In 2008 she established her own non-governmental organisation called BIRD (Bold Initiatives Research and Documentation), which works for the empowerment, justice, health, education and employment of marginalized women in Odisha.

She was a member of the Free legal Aid committee of Odisha State Legal Authority and also a member of the ethical committee of Srirama Chandra Bhanja Medical College and Hospital, Cuttack. She is currently a life member of Odisha State Council for child welfare.

===Masjid entry===
In November 2007, the fortnightly Violence Against Women awareness programme was held in Odisha under her convenorship. With permission from the Masjid authorities, the programme was scheduled to be conducted inside the library of the Masjid premises. Farhat asked the senior authority of the Masjid if the women could offer namaz in the mosque to which he said yes. He instructed the women to enter the masjid through another door and offer namaz in the library.
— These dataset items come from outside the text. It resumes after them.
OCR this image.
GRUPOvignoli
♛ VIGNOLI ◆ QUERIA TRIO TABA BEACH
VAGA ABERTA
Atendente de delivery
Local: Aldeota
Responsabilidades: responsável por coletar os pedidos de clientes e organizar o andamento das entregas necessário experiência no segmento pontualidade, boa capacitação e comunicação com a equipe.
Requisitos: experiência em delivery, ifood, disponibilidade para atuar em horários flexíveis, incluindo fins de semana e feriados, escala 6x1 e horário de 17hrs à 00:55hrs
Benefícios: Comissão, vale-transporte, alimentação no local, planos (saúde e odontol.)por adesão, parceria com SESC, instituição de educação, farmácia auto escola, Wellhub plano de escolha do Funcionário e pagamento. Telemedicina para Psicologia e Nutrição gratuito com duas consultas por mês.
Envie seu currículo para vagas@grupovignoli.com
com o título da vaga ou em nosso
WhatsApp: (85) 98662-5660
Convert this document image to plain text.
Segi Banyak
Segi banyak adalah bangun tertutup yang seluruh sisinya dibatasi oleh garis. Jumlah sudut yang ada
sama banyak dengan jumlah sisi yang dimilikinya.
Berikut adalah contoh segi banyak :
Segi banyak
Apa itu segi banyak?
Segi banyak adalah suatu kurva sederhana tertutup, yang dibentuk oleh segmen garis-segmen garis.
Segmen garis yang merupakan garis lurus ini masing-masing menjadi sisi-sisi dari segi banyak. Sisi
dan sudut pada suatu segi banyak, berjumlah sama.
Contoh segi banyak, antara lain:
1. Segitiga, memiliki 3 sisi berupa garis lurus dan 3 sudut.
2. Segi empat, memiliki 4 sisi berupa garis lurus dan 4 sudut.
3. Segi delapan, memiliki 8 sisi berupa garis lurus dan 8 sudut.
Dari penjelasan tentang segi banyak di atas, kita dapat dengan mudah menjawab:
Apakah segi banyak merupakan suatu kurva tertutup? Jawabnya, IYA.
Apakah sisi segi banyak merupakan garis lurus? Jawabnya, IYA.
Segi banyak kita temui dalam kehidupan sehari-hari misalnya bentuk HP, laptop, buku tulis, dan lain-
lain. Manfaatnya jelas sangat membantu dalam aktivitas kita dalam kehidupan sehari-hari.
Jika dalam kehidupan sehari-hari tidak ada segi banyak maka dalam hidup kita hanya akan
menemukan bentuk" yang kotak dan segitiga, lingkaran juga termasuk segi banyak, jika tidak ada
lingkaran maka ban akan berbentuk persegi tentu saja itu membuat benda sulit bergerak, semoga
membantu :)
As Farhat would do in all the programmes, before this programme she had informed the local police station. Her journalist friends picked the news and soon ‘Muslim women entering the mosque’ was all over the media. Around 100 women who had finished the training programme were ready to offer namaz in the mosque. The mosque authorities then allowed only 5 women, which Farhat politely refused as they were more in number, hence the women offered namaz under the shamiana itself. Farhat told the media that they were not offering namaz inside the mosque because the mosque was too small to accommodate all the women who had come for the programme. When the journalists met the mosque head, the mosque authority developed cold feet and backed out saying that they did not give permission to anyone for offering namaz inside the mosque or in the shamiana and that Farhat and her team had forcibly entered the Masjid. This became a huge issue and a fatwa was passed against her.
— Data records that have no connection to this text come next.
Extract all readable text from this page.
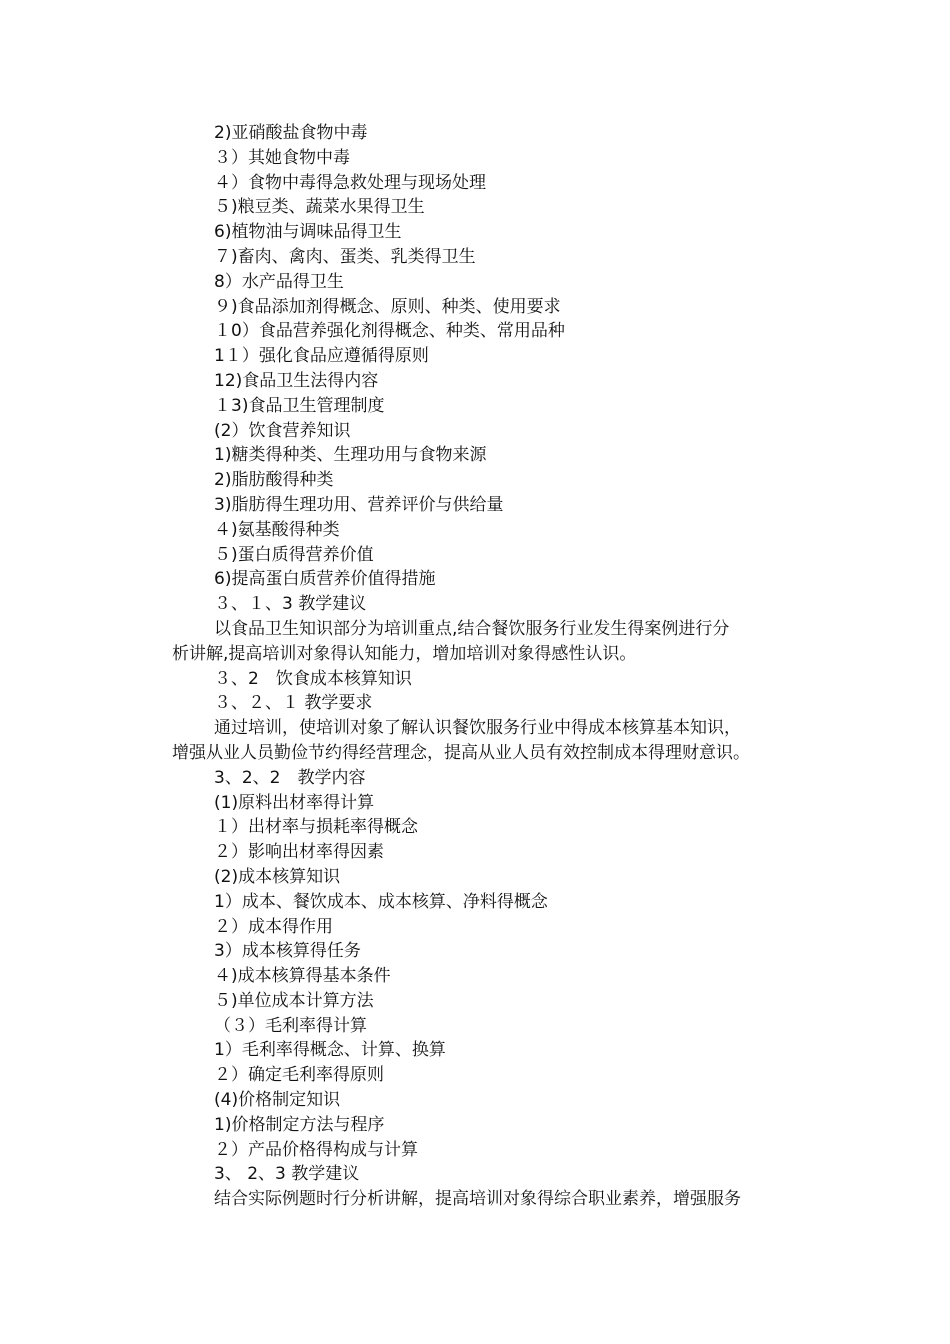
2)亚硝酸盐食物中毒
３）其她食物中毒
４）食物中毒得急救处理与现场处理
５)粮豆类、蔬菜水果得卫生
6)植物油与调味品得卫生
７)畜肉、禽肉、蛋类、乳类得卫生
8）水产品得卫生
９)食品添加剂得概念、原则、种类、使用要求
１0）食品营养强化剂得概念、种类、常用品种
1１）强化食品应遵循得原则
12)食品卫生法得内容
１3)食品卫生管理制度
(2）饮食营养知识
1)糖类得种类、生理功用与食物来源
2)脂肪酸得种类
3)脂肪得生理功用、营养评价与供给量
４)氨基酸得种类
５)蛋白质得营养价值
6)提高蛋白质营养价值得措施
３、１、3 教学建议
以食品卫生知识部分为培训重点,结合餐饮服务行业发生得案例进行分
析讲解,提高培训对象得认知能力，增加培训对象得感性认识。
３、2　饮食成本核算知识
３、２、１ 教学要求
通过培训，使培训对象了解认识餐饮服务行业中得成本核算基本知识，
增强从业人员勤俭节约得经营理念，提高从业人员有效控制成本得理财意识。
3、2、2　教学内容
(1)原料出材率得计算
１）出材率与损耗率得概念
２）影响出材率得因素
(2)成本核算知识
1）成本、餐饮成本、成本核算、净料得概念
２）成本得作用
3）成本核算得任务
４)成本核算得基本条件
５)单位成本计算方法
（３）毛利率得计算
1）毛利率得概念、计算、换算
２）确定毛利率得原则
(4)价格制定知识
1)价格制定方法与程序
２）产品价格得构成与计算
3、 2、3 教学建议
结合实际例题时行分析讲解，提高培训对象得综合职业素养，增强服务
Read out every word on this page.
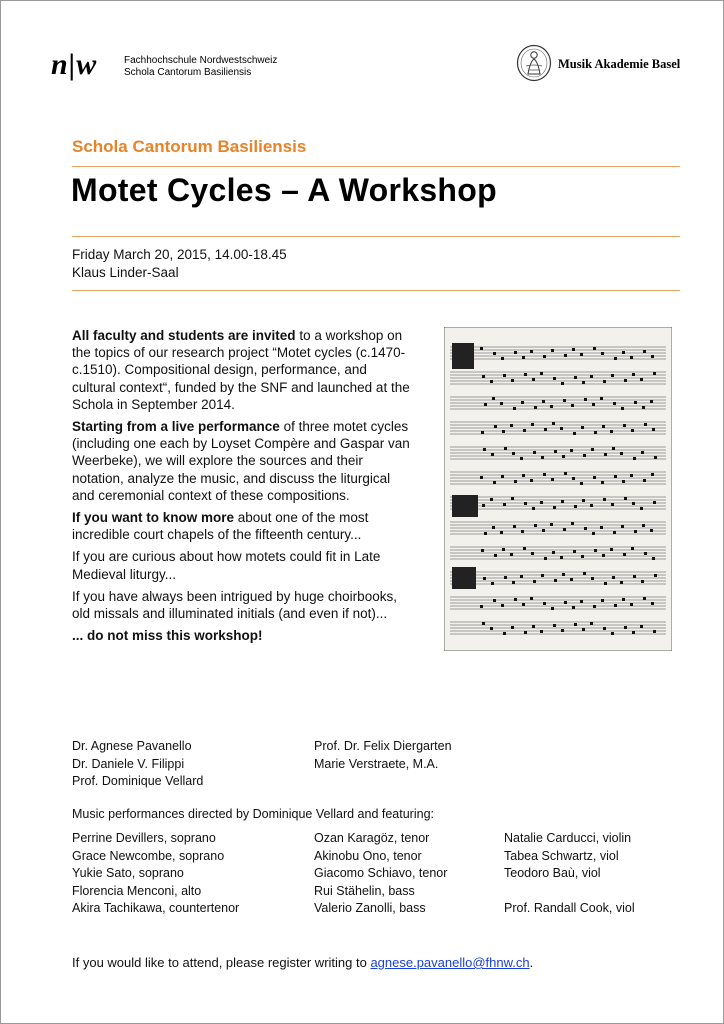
n|w	Fachhochschule Nordwestschweiz
Schola Cantorum Basiliensis
Musik Akademie Basel
Schola Cantorum Basiliensis
Motet Cycles – A Workshop
Friday March 20, 2015, 14.00-18.45
Klaus Linder-Saal

All faculty and students are invited to a workshop on the topics of our research project “Motet cycles (c.1470-c.1510). Compositional design, performance, and cultural context“, funded by the SNF and launched at the Schola in September 2014.

Starting from a live performance of three motet cycles (including one each by Loyset Compère and Gaspar van Weerbeke), we will explore the sources and their notation, analyze the music, and discuss the liturgical and ceremonial context of these compositions.

If you want to know more about one of the most incredible court chapels of the fifteenth century...

If you are curious about how motets could fit in Late Medieval liturgy...

If you have always been intrigued by huge choirbooks, old missals and illuminated initials (and even if not)...

... do not miss this workshop!

Dr. Agnese Pavanello
Dr. Daniele V. Filippi
Prof. Dominique Vellard
Prof. Dr. Felix Diergarten
Marie Verstraete, M.A.
Music performances directed by Dominique Vellard and featuring:
Perrine Devillers, soprano
Grace Newcombe, soprano
Yukie Sato, soprano
Florencia Menconi, alto
Akira Tachikawa, countertenor
Ozan Karagöz, tenor
Akinobu Ono, tenor
Giacomo Schiavo, tenor
Rui Stähelin, bass
Valerio Zanolli, bass
Natalie Carducci, violin
Tabea Schwartz, viol
Teodoro Baù, viol
Prof. Randall Cook, viol
If you would like to attend, please register writing to agnese.pavanello@fhnw.ch.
Anjuman-Islamia Ahle Sunnat-o-Jammat, the apex body of the Muslim community in the city issued a fatwa to all the 33 mosques in the city to stop women from praying at public places, in spite of the fact that Muslim women are not barred from praying in public by the Shariat. However the practice is generally discouraged in India. But in big mosques, there are separate enclosures for women which again are seldom used. In 2020, 13 years after this incident had taken place in Cuttack, the All India Muslim Personal Law Board, the leading body of Muslim opinion in India declared that women can enter mosques, stating that Islam allows its women to pray in mosques.

==Awards==
In 2005 she was awarded the Kalinga Gastroenterology Foundation Samana for spreading public awareness and striving to eradicate the menace of Hepatitis B among children. Her story of facilitating the vaccination programme was later featured in Femina Magazine India.

In 2009 she was felicitated by, Murlidhar Chandrakant Bhandare the then Governor of Odisha on Women's Day in the National Alliance of Women Organisation's (NAWO) meet in Bhubaneswar.